И правда, гонять мяч как-то не хотелось. Но сегодня ни свет ни заря заявился к нам сам капитан. Через несколько дней, возможно, состоится важная игра на Красном стадионе. Марченко клянется, будто «Молнией» заинтересовались короли киевского футбола — Подвойский, Дзюба, Бойко, Фоминых. Верить, не верить? Когда я отказался играть, неожиданно вмешалась мама:

— Почему не пойти? Человеку отдых тоже необходим...

Нет, клянусь, никогда я не пойму взрослых! Как она проклинала всегда футбол, и вдруг...

В общем, мы со Степкой идем на тренировку. По дороге встречаем мадам Бур — мать Керзона. Она несет судки с обедом. Если провести конкурс толстух, мадам Бур, вне всякого сомнения, выйдет на первое место не только по Черноярской, но и по всему городу. Керзон уверяет, будто у нее неправильный обмен веществ. Степан с ней знаком, он часто точит ей ножи, вот почему сейчас он смело подходит и совершенно серьезно спрашивает:

— Мадам Бур! Хочу поправиться, а то я точно из хряща сделанный, факт. Скажите, если это не секрет, как устроить неправильный обмен?

Степан задирает рубаху и демонстрирует свою худобу.

В глазах-щелочках мадам Бур вспыхивает негодование, подбородок колышется, точно студень, а огромная грудь дышит, как кузнечный мех.

— Босота проклятая, — хрипит она. — Ослепнуть вам, чтобы вы меня не видели! Сдохнуть вам, чтоб я вас не видела!

Отступаем рысью, а вслед несутся проклятия.

— И чего она взбеленилась? — недоумевал Степка. — Не иначе как Керзон сбрехал насчет обмена. Сейчас мы его прижмем, факт.

Но прижать Керзона не довелось. На воротах стоял Илья — разгоряченный, потный, в штанах, разодранных на самом неприличном месте.

— Почему Илья на воротах, а не Керзон? — спросил я Олега. Он улыбнулся лукаво:

— Не знаешь? В Москву его вызвали. Троцкому дали по соплям, а Оська заместо него будет принимать военный парад. Вот он и учится стоять в движущемся автомобиле.

Ребята бросили играть, острота Красавчика пришлась им по душе. Илья и Гаврик дружно рассмеялись.

Один Санька сердился:

— Ты настоящий попугай: заучил чепуху и бубнишь.

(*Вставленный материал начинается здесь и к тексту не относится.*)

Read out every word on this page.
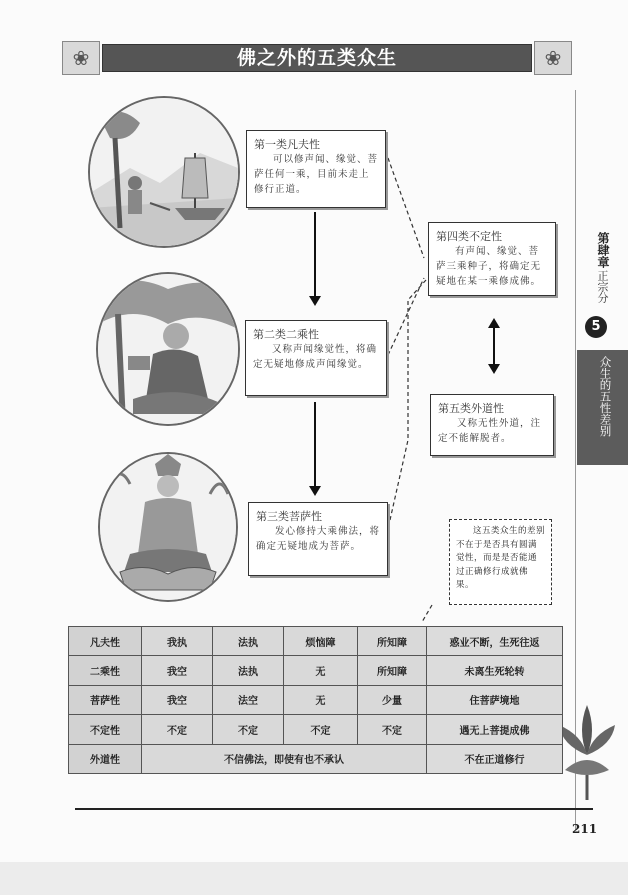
❀	佛之外的五类众生	❀
第一类凡夫性
可以修声闻、缘觉、菩萨任何一乘，目前未走上修行正道。
第二类二乘性
又称声闻缘觉性，将确定无疑地修成声闻缘觉。
第三类菩萨性
发心修持大乘佛法，将确定无疑地成为菩萨。
第四类不定性
有声闻、缘觉、菩萨三乘种子，将确定无疑地在某一乘修成佛。
第五类外道性
又称无性外道，注定不能解脱者。
这五类众生的差别不在于是否具有圆满觉性，而是是否能通过正确修行成就佛果。
第肆章
正宗分
5
众生的五性差别
凡夫性	我执	法执	烦恼障	所知障	惑业不断，生死往返
二乘性	我空	法执	无	所知障	未离生死轮转
菩萨性	我空	法空	无	少量	住菩萨境地
不定性	不定	不定	不定	不定	遇无上菩提成佛
外道性	不信佛法，即使有也不承认				不在正道修行
211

— Нет, правда, Керзон перешел на сторону революции.

Олег уселся на кирпичи, заменявшие штангу ворот.

— Вы темные, несознательные элементы. Гоняетесь за мячом, калечите друг друга, а тем временем весь пролетарский класс торжествует: ведь в его ряды добровольно перешел порвавший с нэпманами Керзон.

Степка пожал плечами:

— Мадам Бур мы встретили сейчас, шла с судками. Она меня так припугнула, будь здоров.

Олег оживился:

— Ясно, все ясно! Мама опешит на свидание с сыном, порвавшим со своим классом.

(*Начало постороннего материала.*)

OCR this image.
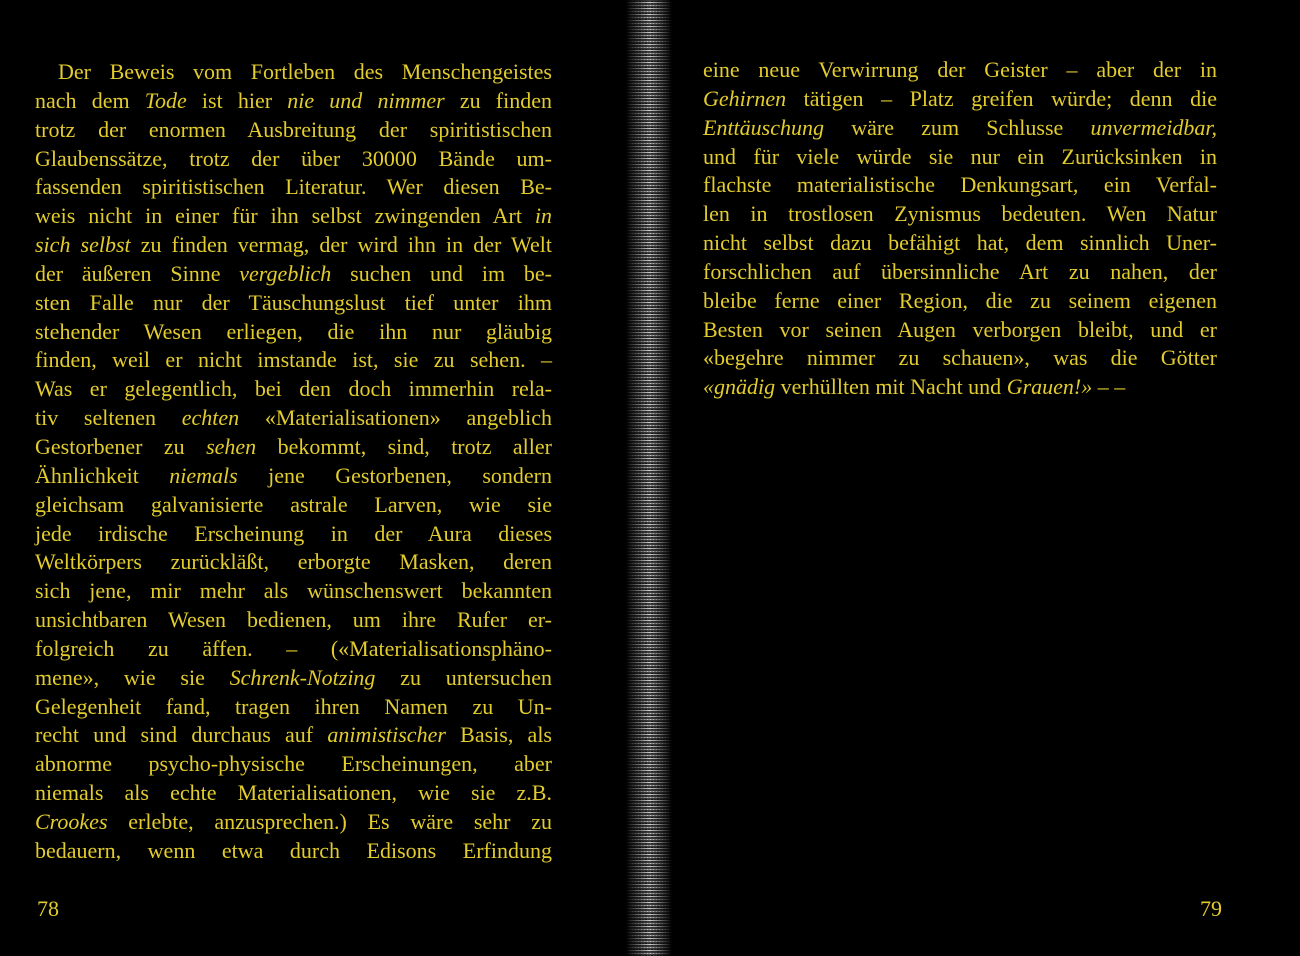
Der Beweis vom Fortleben des Menschengeistes
nach dem Tode ist hier nie und nimmer zu finden
trotz der enormen Ausbreitung der spiritistischen
Glaubenssätze, trotz der über 30000 Bände um-
fassenden spiritistischen Literatur. Wer diesen Be-
weis nicht in einer für ihn selbst zwingenden Art in
sich selbst zu finden vermag, der wird ihn in der Welt
der äußeren Sinne vergeblich suchen und im be-
sten Falle nur der Täuschungslust tief unter ihm
stehender Wesen erliegen, die ihn nur gläubig
finden, weil er nicht imstande ist, sie zu sehen. –
Was er gelegentlich, bei den doch immerhin rela-
tiv seltenen echten «Materialisationen» angeblich
Gestorbener zu sehen bekommt, sind, trotz aller
Ähnlichkeit niemals jene Gestorbenen, sondern
gleichsam galvanisierte astrale Larven, wie sie
jede irdische Erscheinung in der Aura dieses
Weltkörpers zurückläßt, erborgte Masken, deren
sich jene, mir mehr als wünschenswert bekannten
unsichtbaren Wesen bedienen, um ihre Rufer er-
folgreich zu äffen. – («Materialisationsphäno-
mene», wie sie Schrenk-Notzing zu untersuchen
Gelegenheit fand, tragen ihren Namen zu Un-
recht und sind durchaus auf animistischer Basis, als
abnorme psycho-physische Erscheinungen, aber
niemals als echte Materialisationen, wie sie z.B.
Crookes erlebte, anzusprechen.) Es wäre sehr zu
bedauern, wenn etwa durch Edisons Erfindung
78
eine neue Verwirrung der Geister – aber der in
Gehirnen tätigen – Platz greifen würde; denn die
Enttäuschung wäre zum Schlusse unvermeidbar,
und für viele würde sie nur ein Zurücksinken in
flachste materialistische Denkungsart, ein Verfal-
len in trostlosen Zynismus bedeuten. Wen Natur
nicht selbst dazu befähigt hat, dem sinnlich Uner-
forschlichen auf übersinnliche Art zu nahen, der
bleibe ferne einer Region, die zu seinem eigenen
Besten vor seinen Augen verborgen bleibt, und er
«begehre nimmer zu schauen», was die Götter
«gnädig verhüllten mit Nacht und Grauen!» – –
79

Даже Марченко взбеленился:

— Ей-богу, дам по уху! Заткнись, я сам расскажу.

Но Красавчик уже вошел во вкус, ему не хотелось сразу сообщать сногсшибательную новость.

— Можешь дать по уху,— смело бросил он Марченко, — но от этого Степка и Вовка не перестанут быть темными и несознательными элементами. Клянусь матерью божьей,— для вящей убедительности Олег перекрестился,— они даже газет не читают. Не читаете ведь?

— А чего я там не видел?

— Нет, вы поглядите на него! Каждый сознательный урка выписывает две-три газеты. А Керзон только и рассчитывает на вашу темноту. Зная, что газет вы не читаете, он напечатал заявление, в котором отказывается от папы-нэпмана и переходит в ряды пролетариата.

По моему лицу Олег понял, что я принял это за шутку.

— Могу дословно прочесть заявление Керзона. — Олег напустил па себя серьезность и голосом, каким произносят надгробные речи, изрек: «Лучше умереть с голоду, чем жрать эксплуататорский хлеб. Смерть гидре капитализма и моему папе-нэпману. Да здравствуют Сакко и Ванцетти!»